17. Hukuk Dairesi 2016/9328 E. , 2019/3383 K.
"İçtihat Metni"MAHKEMESİ :Asliye Hukuk Mahkemesi
Taraflar arasındaki tazminat davasının yapılan yargılaması sonunda; kararda yazılı nedenlerden dolayı davanın kısmen kabulüne dair verilen hükmün süresi içinde davalılar vekili tarafından temyiz edilmesi üzerine dosya incelendi, gereği düşünüldü:
-K A R A R-
Davacı vekili; 16/04/2011 günü davacı ..."in kullandığı motosiklet ile davalılardan ..."ın kullandığı aracın çarpışması sonucunda davacının önemli ölçüde özürlü kalacak şekilde yaralandığını, haksız fiil nedeniyle 50.000,00 manevi tazminat tutarının olay tarihi olan 16/04/2011 tarihinden itibaren işletilecek yasal faizi ile birlikte davalılardan müştereken ve müteselsilen alınarak davacıya ödenmesine karar verilmesi talep etmiştir.
Davalılar vekili; davacının iddia ve taleplerinin yasal dayanaktan yoksun olduğunu, açılan davanın reddini savunmuştur.
Mahkemece toplanan deliller ve tüm dosya kapsamına göre, davanın kısmen kabulü ile 25.000,00 TL manevi tazminatın 16/04/2011 tarihinden itibaren işleyecek yasal faizi ile birlikte davalılardan, tahsilde tekerrür olmamak kaydıyla müştereken ve müteselsilen alınarak davacıya ödenmesine karar verilmiş; hüküm, davalılar vekili tarafından temyiz edilmiştir.
1-Dosya içerisindeki bilgi ve belgelere, mahkeme kararının gerekçesinde dayanılan delillerin tartışılıp değerlendirilmesinde, özellikle oluşa uygun olarak düzenlenen uzman bilirkişi raporunda belirtilen kusur oranının hükme esas alınmasında bir usulsüzlük bulunmamasına göre, davalılar vekilinin yerinde görülmeyen sair temyiz itirazlarının reddine karar vermek gerekmiştir.
2-Dava, trafik kazasından kaynaklanan cismani zarar nedeni ile manevi tazminat davasıdır.
BK."nın 47. maddesi hükmüne göre (6098 sayılı BK. md. 56), hakimin özel halleri göz önünde tutarak manevi zarar adı ile hak sahibine verilmesine karar vereceği bir para tutarı adalete uygun olmalıdır. Manevi tazminat, zarara uğrayanda, manevi huzuru gerçekleştirecek ve tazminata benzer bir fonksiyonu da olan özgün bir nitelik taşır. Manevi tazminat bir ceza olmadığı gibi, mamelek hukukuna ilişkin zararın karşılanmasını da amaç edinmemiştir. Zarar görenin zenginleşmemesi, zarar sorumlusunun da fakirleşmemesi gerekmektedir. Takdir edilecek miktarın, mevcut halde elde edilmek istenen tatmin duygusunun etkisine ulaşmak için gerekli olan kadar olmalıdır.
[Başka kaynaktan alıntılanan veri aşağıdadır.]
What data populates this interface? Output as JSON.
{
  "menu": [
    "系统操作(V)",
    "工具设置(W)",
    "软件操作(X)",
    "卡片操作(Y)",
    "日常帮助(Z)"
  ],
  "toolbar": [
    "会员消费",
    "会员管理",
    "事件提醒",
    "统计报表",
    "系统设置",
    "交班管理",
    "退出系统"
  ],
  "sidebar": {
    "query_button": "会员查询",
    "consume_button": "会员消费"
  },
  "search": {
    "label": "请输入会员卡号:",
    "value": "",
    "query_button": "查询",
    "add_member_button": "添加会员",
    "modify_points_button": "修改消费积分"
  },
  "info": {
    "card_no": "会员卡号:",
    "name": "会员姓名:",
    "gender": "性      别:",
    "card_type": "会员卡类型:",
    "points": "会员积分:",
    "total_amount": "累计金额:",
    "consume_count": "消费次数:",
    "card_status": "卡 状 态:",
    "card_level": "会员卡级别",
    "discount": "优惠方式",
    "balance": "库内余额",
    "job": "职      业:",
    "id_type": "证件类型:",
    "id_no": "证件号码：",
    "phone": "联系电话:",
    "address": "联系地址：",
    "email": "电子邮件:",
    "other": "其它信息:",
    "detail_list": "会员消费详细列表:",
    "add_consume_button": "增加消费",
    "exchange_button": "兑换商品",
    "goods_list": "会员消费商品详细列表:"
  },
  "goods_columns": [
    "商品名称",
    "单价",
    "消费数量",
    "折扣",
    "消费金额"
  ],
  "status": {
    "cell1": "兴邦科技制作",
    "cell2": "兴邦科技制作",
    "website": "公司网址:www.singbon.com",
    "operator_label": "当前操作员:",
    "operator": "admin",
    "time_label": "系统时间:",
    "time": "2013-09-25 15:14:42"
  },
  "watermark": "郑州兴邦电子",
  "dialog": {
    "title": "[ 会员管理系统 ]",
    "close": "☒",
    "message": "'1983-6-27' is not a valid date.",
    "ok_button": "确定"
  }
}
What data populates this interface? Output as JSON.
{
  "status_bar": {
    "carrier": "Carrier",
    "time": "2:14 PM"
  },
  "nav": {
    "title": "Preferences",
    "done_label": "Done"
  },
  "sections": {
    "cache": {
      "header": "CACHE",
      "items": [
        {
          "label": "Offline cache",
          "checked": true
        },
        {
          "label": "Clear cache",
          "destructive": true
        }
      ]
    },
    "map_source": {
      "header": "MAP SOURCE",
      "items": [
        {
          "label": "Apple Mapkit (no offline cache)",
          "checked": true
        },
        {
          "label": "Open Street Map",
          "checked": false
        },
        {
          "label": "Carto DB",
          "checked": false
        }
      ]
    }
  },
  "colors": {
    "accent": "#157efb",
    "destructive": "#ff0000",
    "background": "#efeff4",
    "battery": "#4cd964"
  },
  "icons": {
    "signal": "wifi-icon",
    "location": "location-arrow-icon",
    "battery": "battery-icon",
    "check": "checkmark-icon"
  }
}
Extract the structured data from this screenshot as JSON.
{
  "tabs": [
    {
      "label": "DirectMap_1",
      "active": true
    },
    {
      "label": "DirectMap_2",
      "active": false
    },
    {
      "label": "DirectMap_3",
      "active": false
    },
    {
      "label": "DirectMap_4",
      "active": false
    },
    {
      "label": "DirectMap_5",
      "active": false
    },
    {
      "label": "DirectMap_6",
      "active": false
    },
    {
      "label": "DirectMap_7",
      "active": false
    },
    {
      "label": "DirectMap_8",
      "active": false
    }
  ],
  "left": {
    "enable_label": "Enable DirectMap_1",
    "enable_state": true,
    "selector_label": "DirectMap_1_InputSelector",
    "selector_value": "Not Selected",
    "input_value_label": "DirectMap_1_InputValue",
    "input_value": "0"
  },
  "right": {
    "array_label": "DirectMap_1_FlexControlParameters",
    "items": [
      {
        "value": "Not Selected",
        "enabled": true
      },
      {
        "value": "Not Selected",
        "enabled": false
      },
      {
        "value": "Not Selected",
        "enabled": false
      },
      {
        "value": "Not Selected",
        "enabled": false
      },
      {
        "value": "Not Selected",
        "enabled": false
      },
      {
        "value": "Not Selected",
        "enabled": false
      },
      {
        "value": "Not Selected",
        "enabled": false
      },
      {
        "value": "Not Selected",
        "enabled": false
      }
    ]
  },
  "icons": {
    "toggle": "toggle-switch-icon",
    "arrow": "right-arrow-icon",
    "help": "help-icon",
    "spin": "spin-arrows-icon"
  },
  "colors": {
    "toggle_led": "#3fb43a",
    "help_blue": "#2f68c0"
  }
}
Somut olayda davacı vekili 50.000,00 TL manevi tazminat talep etmiş, mahkemece 25.000,00 TL tazminata karar verilmiştir. O halde, meydana gelen trafik kazası sebebiyle duyulan acı ve elemin kısmen de olsa giderilmesi amacıyla tarafların sosyal ve ekonomik durumları ile birlikte olayın meydana geliş şekli, davalıların sorumluluğun niteliği, tarafların kusur oranları, davacıda meydana gelen maluliyetin derecesi de gözönünde tutularak, olay tarihindeki paranın alım gücüne uygun düşen davacı için hak ve nasafet kuralları çerçevesinde daha düşük manevi tazminata hükmedilmesi gerekirken, zenginleşme sonucunu doğuracak şekilde manevi tazminata hükmedilmesi uygun görülmemiştir.
SONUÇ:Yukarıda (1) numaralı bentte açıklanan nedenlerle davalılar vekilinin sair temyiz itirazlarının REDDİNE, (2) numaralı bentte açıklanan nedenlerle davalılar vekilinin temyiz itirazlarının kabulü ile hükmün BOZULMASINA, peşin alınan harcın istek halinde temyiz eden davalılara geri verilmesine 21/03/2019 gününde oybirliğiyle karar verildi.